Alok Srivastava, physical and nuclear chemist who is the co-author of a study on radioactive Polonium in tobacco, talks about how the carcinogen can be detected
What was the rationale for testing Indian tobacco for radioactive Polonium?
There is a lack of awareness among tobacco users and regulators in India that radioactive Polonium, which is present in tobacco products, is a carcinogen. It is worth mentioning here that the presence of radioisotope of Polonium was known to tobacco manufacturers way back in the early 1960s, but business interests forced them to downplay its existence.
Which brands did you test?
The cigarette brands tested were Gold Flake, Crown Premium, Red and White besides Four Square, which are popular and not very expensive. Local brands of beedi and chewable tobacco from different parts of India were also investigated. The radioactive polonium content in the latter was lower than that of cigarettes.
As far as cigarettes go, the Red and White Brand had the highest Polonium content and Gold Flake the lowest, but one should be cautioned here to not go for relative information as the lowest level observed was significant enough to cause long-term harmful effects.
Can you quantify the exposure to Polonium from tobacco compared to exposure from other sources?

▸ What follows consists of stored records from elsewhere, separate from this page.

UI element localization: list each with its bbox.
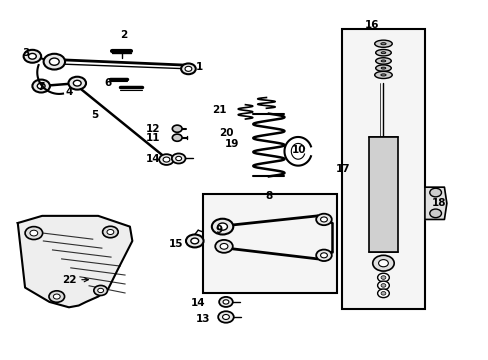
Circle shape	[37, 83, 45, 89]
Circle shape	[220, 243, 227, 249]
Circle shape	[184, 66, 191, 71]
Ellipse shape	[380, 42, 386, 45]
Circle shape	[102, 226, 118, 238]
Text: 7: 7	[37, 82, 44, 93]
Circle shape	[98, 288, 103, 293]
Text: 13: 13	[196, 314, 210, 324]
Circle shape	[218, 311, 233, 323]
Ellipse shape	[380, 74, 386, 76]
Circle shape	[175, 156, 181, 161]
Circle shape	[223, 300, 228, 304]
Circle shape	[429, 209, 441, 218]
Circle shape	[159, 154, 173, 165]
Circle shape	[49, 291, 64, 302]
Text: 10: 10	[292, 145, 306, 155]
Circle shape	[320, 253, 327, 258]
Text: 9: 9	[215, 225, 222, 235]
Text: 12: 12	[146, 124, 160, 134]
Circle shape	[320, 217, 327, 222]
Text: 6: 6	[104, 78, 112, 88]
Ellipse shape	[375, 65, 390, 71]
Bar	[203, 194, 336, 293]
Circle shape	[380, 292, 385, 295]
Text: 18: 18	[431, 198, 446, 208]
Circle shape	[372, 255, 393, 271]
Circle shape	[316, 249, 331, 261]
Circle shape	[215, 240, 232, 253]
Text: 2: 2	[120, 30, 127, 40]
Circle shape	[181, 63, 195, 74]
Circle shape	[107, 229, 114, 234]
Circle shape	[43, 54, 65, 69]
Circle shape	[23, 50, 41, 63]
Text: 14: 14	[190, 298, 205, 308]
Circle shape	[172, 125, 182, 132]
Ellipse shape	[374, 40, 391, 47]
Text: 16: 16	[364, 20, 379, 30]
Text: 17: 17	[335, 164, 350, 174]
Circle shape	[211, 219, 233, 234]
Circle shape	[377, 273, 388, 282]
Text: 14: 14	[146, 154, 160, 164]
Circle shape	[25, 226, 42, 239]
Circle shape	[30, 230, 38, 236]
Circle shape	[68, 77, 86, 90]
Text: 15: 15	[169, 239, 183, 249]
Circle shape	[316, 214, 331, 225]
Ellipse shape	[374, 71, 391, 78]
Text: 19: 19	[225, 139, 239, 149]
Ellipse shape	[380, 60, 385, 62]
Circle shape	[429, 188, 441, 197]
Ellipse shape	[375, 49, 390, 56]
Circle shape	[219, 297, 232, 307]
Circle shape	[32, 80, 50, 93]
Circle shape	[380, 276, 385, 279]
Bar	[341, 30, 424, 309]
Ellipse shape	[380, 67, 385, 69]
Text: 21: 21	[211, 105, 226, 115]
Circle shape	[49, 58, 59, 65]
Polygon shape	[424, 187, 446, 220]
Circle shape	[53, 294, 60, 299]
Polygon shape	[18, 216, 132, 307]
Circle shape	[377, 281, 388, 290]
Ellipse shape	[375, 58, 390, 64]
Text: 3: 3	[22, 48, 30, 58]
Text: 11: 11	[146, 133, 160, 143]
Ellipse shape	[380, 52, 385, 54]
Text: 22: 22	[61, 275, 88, 285]
Circle shape	[377, 289, 388, 298]
Circle shape	[380, 284, 385, 287]
Bar	[368, 137, 397, 252]
Circle shape	[190, 238, 198, 244]
Circle shape	[172, 134, 182, 141]
Circle shape	[217, 223, 227, 230]
Text: 1: 1	[195, 62, 203, 72]
Circle shape	[378, 260, 387, 267]
Text: 5: 5	[91, 111, 98, 121]
Text: 20: 20	[219, 128, 233, 138]
Circle shape	[28, 53, 36, 59]
Circle shape	[222, 315, 229, 319]
Circle shape	[94, 285, 107, 296]
Circle shape	[73, 80, 81, 86]
Text: 4: 4	[65, 87, 73, 97]
Text: 8: 8	[265, 191, 272, 201]
Circle shape	[185, 234, 203, 247]
Circle shape	[163, 157, 169, 162]
Circle shape	[171, 153, 185, 163]
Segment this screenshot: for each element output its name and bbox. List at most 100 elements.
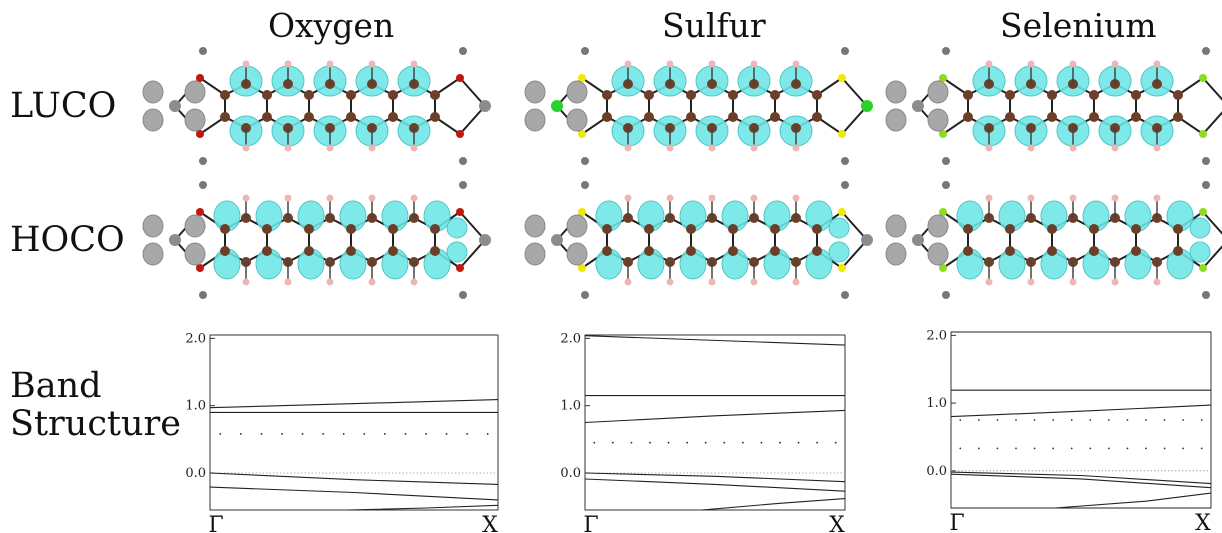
hydrogen-atom: [792, 194, 800, 202]
carbon-atom: [602, 246, 612, 256]
band-dot: [260, 433, 263, 435]
carbon-atom: [644, 90, 654, 100]
carbon-atom: [346, 224, 356, 234]
band-dot: [301, 433, 304, 435]
hydrogen-atom: [792, 144, 800, 152]
carbon-atom: [1173, 90, 1183, 100]
carbon-atom: [686, 90, 696, 100]
hydrogen-atom: [1069, 194, 1077, 202]
band-dot: [1145, 419, 1147, 421]
negative-lobe: [885, 108, 907, 132]
carbon-atom: [812, 246, 822, 256]
carbon-atom: [220, 224, 230, 234]
heteroatom: [196, 130, 204, 138]
y-tick-label: 0.0: [926, 464, 947, 479]
negative-lobe: [927, 80, 949, 104]
negative-lobe: [524, 242, 546, 266]
periodic-image-atom: [199, 291, 207, 299]
periodic-image-atom: [1202, 181, 1210, 189]
hydrogen-atom: [666, 60, 674, 68]
hydrogen-atom: [326, 144, 334, 152]
periodic-image-atom: [1202, 47, 1210, 55]
negative-lobe: [142, 80, 164, 104]
x-tick-label: Γ: [949, 511, 964, 533]
carbon-atom: [812, 112, 822, 122]
hydrogen-atom: [284, 278, 292, 286]
carbon-atom: [346, 112, 356, 122]
band-dot: [425, 433, 427, 435]
carbon-atom: [388, 90, 398, 100]
metal-atom: [861, 234, 873, 246]
carbon-atom: [770, 112, 780, 122]
band-dot: [342, 433, 345, 435]
carbon-atom: [1047, 90, 1057, 100]
carbon-atom: [262, 246, 272, 256]
hydrogen-atom: [1027, 144, 1035, 152]
carbon-atom: [1089, 112, 1099, 122]
carbon-atom: [963, 246, 973, 256]
hydrogen-atom: [284, 60, 292, 68]
negative-lobe: [524, 108, 546, 132]
carbon-atom: [812, 90, 822, 100]
band-dot: [779, 441, 781, 444]
carbon-atom: [1005, 224, 1015, 234]
carbon-atom: [686, 246, 696, 256]
carbon-atom: [388, 112, 398, 122]
periodic-image-atom: [199, 157, 207, 165]
negative-lobe: [885, 214, 907, 238]
heteroatom: [578, 74, 586, 82]
hydrogen-atom: [410, 60, 418, 68]
carbon-atom: [1005, 90, 1015, 100]
band-line: [584, 472, 846, 483]
carbon-atom: [262, 224, 272, 234]
negative-lobe: [927, 242, 949, 266]
negative-lobe: [566, 108, 588, 132]
negative-lobe: [184, 214, 206, 238]
band-dot: [1070, 447, 1073, 450]
negative-lobe: [566, 80, 588, 104]
heteroatom: [838, 74, 846, 82]
carbon-atom: [1131, 246, 1141, 256]
x-tick-label: X: [482, 513, 498, 533]
band-dot: [486, 433, 489, 435]
bond: [1202, 77, 1222, 101]
hydrogen-atom: [368, 144, 376, 152]
carbon-atom: [770, 246, 780, 256]
metal-atom: [169, 100, 181, 112]
carbon-atom: [1131, 90, 1141, 100]
hydrogen-atom: [1069, 278, 1077, 286]
carbon-atom: [602, 112, 612, 122]
bond: [459, 105, 486, 135]
band-dot: [322, 433, 325, 435]
molecule-panel: [142, 181, 491, 299]
band-dot: [281, 433, 283, 435]
y-tick-label: 1.0: [185, 399, 206, 414]
metal-atom: [169, 234, 181, 246]
band-dot: [816, 441, 819, 444]
band-chart-sulfur: 0.0 1.0 2.0 Γ X: [560, 331, 846, 533]
metal-atom: [551, 234, 563, 246]
hydrogen-atom: [1111, 60, 1119, 68]
hydrogen-atom: [1027, 278, 1035, 286]
band-dot: [686, 441, 689, 444]
y-tick-label: 0.0: [560, 466, 581, 481]
plot-frame: [209, 334, 499, 511]
heteroatom: [196, 264, 204, 272]
periodic-image-atom: [581, 47, 589, 55]
carbon-atom: [963, 90, 973, 100]
negative-lobe: [927, 214, 949, 238]
band-dot: [977, 447, 980, 450]
periodic-image-atom: [841, 181, 849, 189]
heteroatom: [1199, 74, 1207, 82]
band-line: [584, 478, 846, 492]
bond: [581, 77, 608, 96]
periodic-image-atom: [1202, 291, 1210, 299]
hydrogen-atom: [410, 194, 418, 202]
hydrogen-atom: [750, 194, 758, 202]
bond: [459, 211, 486, 241]
band-dot: [1015, 419, 1017, 421]
band-dot: [1033, 447, 1036, 450]
molecule-panel: [524, 181, 873, 299]
negative-lobe: [566, 242, 588, 266]
hydrogen-atom: [666, 278, 674, 286]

It is difficult to quantify as Polonium content in tobacco products varies from country to country being generally higher in tobacco products sold in developed countries and lower in developing countries. Nevertheless, experts working in this field take recourse to a simple example wherein it is stated that smoking one-and-a-half pack of cigarettes per day for one year will give rise to radiation dose to the bronchial epithelium equivalent to radiation dose on skin brought about by 300 chest x-rays taken in a year.
Is there any direct indication that the health of people who consume tobacco is affected by this radioactive element?

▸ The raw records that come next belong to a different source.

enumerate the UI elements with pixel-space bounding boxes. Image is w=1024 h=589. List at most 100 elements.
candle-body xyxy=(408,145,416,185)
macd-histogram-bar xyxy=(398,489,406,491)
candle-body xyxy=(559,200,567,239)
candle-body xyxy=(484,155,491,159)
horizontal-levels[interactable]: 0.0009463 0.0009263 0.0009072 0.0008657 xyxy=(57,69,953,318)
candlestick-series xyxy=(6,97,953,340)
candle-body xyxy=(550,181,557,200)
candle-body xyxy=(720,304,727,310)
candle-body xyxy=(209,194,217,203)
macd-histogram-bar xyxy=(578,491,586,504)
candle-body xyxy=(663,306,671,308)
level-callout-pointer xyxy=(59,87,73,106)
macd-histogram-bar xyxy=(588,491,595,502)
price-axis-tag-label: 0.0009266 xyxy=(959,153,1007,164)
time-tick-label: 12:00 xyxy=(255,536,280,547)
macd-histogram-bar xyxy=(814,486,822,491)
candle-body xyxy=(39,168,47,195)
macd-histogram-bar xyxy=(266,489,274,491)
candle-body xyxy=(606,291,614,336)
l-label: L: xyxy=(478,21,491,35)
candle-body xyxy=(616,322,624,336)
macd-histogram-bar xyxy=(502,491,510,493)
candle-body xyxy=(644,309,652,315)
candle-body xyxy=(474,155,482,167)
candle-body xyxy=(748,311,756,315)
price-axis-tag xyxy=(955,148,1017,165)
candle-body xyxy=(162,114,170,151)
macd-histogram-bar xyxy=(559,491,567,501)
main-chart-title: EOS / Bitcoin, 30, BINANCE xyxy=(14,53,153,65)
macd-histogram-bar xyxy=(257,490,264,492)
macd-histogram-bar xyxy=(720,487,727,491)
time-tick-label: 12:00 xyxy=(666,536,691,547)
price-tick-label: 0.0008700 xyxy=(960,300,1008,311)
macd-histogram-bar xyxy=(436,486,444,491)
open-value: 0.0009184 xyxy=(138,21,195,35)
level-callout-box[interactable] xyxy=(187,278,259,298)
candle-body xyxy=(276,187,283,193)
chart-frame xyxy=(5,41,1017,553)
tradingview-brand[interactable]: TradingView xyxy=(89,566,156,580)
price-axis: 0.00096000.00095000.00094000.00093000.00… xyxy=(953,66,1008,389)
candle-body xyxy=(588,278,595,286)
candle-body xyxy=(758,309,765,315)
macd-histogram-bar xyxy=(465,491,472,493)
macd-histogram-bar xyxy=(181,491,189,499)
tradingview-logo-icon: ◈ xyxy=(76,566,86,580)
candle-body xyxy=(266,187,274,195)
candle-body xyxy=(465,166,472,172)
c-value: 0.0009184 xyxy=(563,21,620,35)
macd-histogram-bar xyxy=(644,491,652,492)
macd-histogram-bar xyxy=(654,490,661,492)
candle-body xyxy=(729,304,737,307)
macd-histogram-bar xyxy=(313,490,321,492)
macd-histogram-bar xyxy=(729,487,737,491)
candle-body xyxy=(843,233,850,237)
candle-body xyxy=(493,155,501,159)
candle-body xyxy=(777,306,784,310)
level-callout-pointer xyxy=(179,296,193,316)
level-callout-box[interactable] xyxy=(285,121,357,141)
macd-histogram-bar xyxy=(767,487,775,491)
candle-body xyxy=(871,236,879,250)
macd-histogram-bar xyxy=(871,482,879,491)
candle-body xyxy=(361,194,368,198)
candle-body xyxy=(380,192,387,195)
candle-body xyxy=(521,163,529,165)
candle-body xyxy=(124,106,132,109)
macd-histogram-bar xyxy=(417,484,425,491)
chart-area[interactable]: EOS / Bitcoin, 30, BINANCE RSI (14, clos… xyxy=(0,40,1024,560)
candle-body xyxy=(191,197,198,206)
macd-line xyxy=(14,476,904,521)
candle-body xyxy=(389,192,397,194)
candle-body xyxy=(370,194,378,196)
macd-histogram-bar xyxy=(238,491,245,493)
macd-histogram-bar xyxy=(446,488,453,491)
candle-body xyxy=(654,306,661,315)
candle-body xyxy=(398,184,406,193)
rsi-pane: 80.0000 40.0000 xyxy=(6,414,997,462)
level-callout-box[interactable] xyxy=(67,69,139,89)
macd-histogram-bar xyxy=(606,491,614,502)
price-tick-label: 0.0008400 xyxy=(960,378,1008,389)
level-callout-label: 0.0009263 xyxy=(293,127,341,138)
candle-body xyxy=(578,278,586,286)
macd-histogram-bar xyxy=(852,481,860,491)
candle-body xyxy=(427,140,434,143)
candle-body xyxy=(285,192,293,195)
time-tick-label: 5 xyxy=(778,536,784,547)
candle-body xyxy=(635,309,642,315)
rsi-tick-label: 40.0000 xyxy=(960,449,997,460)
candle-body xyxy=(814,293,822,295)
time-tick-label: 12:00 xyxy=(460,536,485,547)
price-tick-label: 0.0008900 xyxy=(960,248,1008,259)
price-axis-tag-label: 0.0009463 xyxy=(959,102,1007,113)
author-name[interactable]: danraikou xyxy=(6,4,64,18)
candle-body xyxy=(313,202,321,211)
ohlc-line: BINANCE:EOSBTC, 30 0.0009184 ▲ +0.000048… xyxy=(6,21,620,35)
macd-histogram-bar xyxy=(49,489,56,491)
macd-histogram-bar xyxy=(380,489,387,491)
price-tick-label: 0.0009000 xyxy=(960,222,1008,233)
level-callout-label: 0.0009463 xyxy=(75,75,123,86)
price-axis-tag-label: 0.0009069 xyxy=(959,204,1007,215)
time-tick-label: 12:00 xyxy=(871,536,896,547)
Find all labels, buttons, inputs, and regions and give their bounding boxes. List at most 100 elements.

It has been estimated in studies, carried out in the USA, that nearly one per cent of the deaths caused due to lung cancer in case of smokers could be attributed to radiotoxic effects of Polonium.
Are there any cases of cancer caused due to Polonium?
It is difficult to pinpoint the exact cause of lung cancer deaths as smokers are inhaling hundreds of different types of carcinogenic material, where Polonium is just one of them. However, it is a rather potent one as it is said that the mass-to-mass Polonium-210 radioisotope is 250 thousand times more toxic than hydrogen cyanide.
Is there any particular way that your study can help detect and remove these particles while producing tobacco?
The findings of my research should be used to draw attention of public and tobacco regulators to create awareness that Polonium-210 radioisotope present in tobacco products is a killer and there should be an attempt to modify the warning on tobacco products by stating that tobacco is not only injurious to health but also a major source of radiation exposure.
We have developed a technique to detect the Polonium content in tobacco using liquid scintillation spectrometry—a chemical procedure used to extract Polonium from tobacco products and measure it. This procedure can help detect presence of Po-210 in ultra-trace amount in tobacco products at the manufacturing stage itself, so that only those products are sold which are relatively safe. However, the results cannot help in removing the radioisotope from the product itself.
There have been attempts by major cigarette manufacturers in early years to remove the radioactive component but in doing so it was realised that the aromatic flavourants which gave cigarette its characteristic and desirable aroma would be lost, so the Po-210 issue has been deliberately downplayed over the years.